- Born: 27 August 1934 Karachi, Sindh, British India
- Died: 9 May 2009 (aged 74) Jaipur, India
- Occupations: Playback singer, folk singer
- Years active: 1950–2000

= Kamla Keswani =

Indian female singer

Kamla Keswani (27 August 1934 - 9 May 2009) was an Indian folk and playback singer. She was one of the popular Sindhi language singers of India.

== Early life ==
Kamla was born on 27 August 1934 in Karachi, Sindh, British India (now Pakistan). Her parents belonged to Sukkur. Her father Gobind Ram Madnani was a telephone operator.
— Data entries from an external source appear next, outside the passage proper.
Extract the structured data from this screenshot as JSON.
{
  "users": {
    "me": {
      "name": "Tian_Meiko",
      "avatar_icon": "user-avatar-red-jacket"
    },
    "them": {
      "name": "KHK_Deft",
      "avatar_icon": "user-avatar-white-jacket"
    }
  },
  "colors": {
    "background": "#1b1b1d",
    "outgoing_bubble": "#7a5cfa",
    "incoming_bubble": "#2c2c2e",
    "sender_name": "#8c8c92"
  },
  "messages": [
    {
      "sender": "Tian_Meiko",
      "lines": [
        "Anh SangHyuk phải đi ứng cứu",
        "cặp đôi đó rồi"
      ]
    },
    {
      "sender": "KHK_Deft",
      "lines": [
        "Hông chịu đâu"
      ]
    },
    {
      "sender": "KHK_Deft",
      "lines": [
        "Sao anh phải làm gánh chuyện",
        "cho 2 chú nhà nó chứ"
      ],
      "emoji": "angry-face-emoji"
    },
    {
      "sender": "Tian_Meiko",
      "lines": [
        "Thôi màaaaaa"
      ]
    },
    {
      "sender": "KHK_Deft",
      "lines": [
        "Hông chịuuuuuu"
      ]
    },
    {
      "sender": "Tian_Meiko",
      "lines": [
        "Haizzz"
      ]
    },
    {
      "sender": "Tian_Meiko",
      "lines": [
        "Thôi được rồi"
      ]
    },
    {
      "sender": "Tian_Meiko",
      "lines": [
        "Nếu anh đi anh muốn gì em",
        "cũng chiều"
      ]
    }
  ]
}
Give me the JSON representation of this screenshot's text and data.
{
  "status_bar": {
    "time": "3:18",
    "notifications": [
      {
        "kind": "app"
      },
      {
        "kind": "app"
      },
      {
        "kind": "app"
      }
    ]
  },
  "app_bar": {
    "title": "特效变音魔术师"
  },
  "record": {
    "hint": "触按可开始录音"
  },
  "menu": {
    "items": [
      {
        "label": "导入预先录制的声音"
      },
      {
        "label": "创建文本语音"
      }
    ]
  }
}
She attended school in Sukkur and was only 13 years old when the partition of India happened. Like other Hindu Sindhis, she migrated to India in 1947 and settled first in Jodhpur, then in Bikaner and finally in Jaipur. She continued her education in Jaipur and received a Bachelor of Arts degree from the University of Rajasthan. She was interested in music and singing since her school days.

== Singing career ==
She began her singing career from All India Radio. She sang many marriage songs called sahera or lada, Sufi kalams and folk songs both in Sindhi and Rajasthani languages. Some of her popular songs were recorded by His Master's Voice and All India Radio. She also sang in marriage parties, social gatherings and musical programs all over India and abroad. She also used to perform on Indian TV channels. A number of albums of her songs were also released.

Famous musician C. Arjun introduced her to Sindhi cinema as a playback singer. She performed as a playback singer in the following Sindhi-language Indian films:

- Ho Jamalo
- Shall Dheear Na Jaman
- Ladli

== Death ==
Kamla Keswani died on 9 May 2009 in Jaipur, India.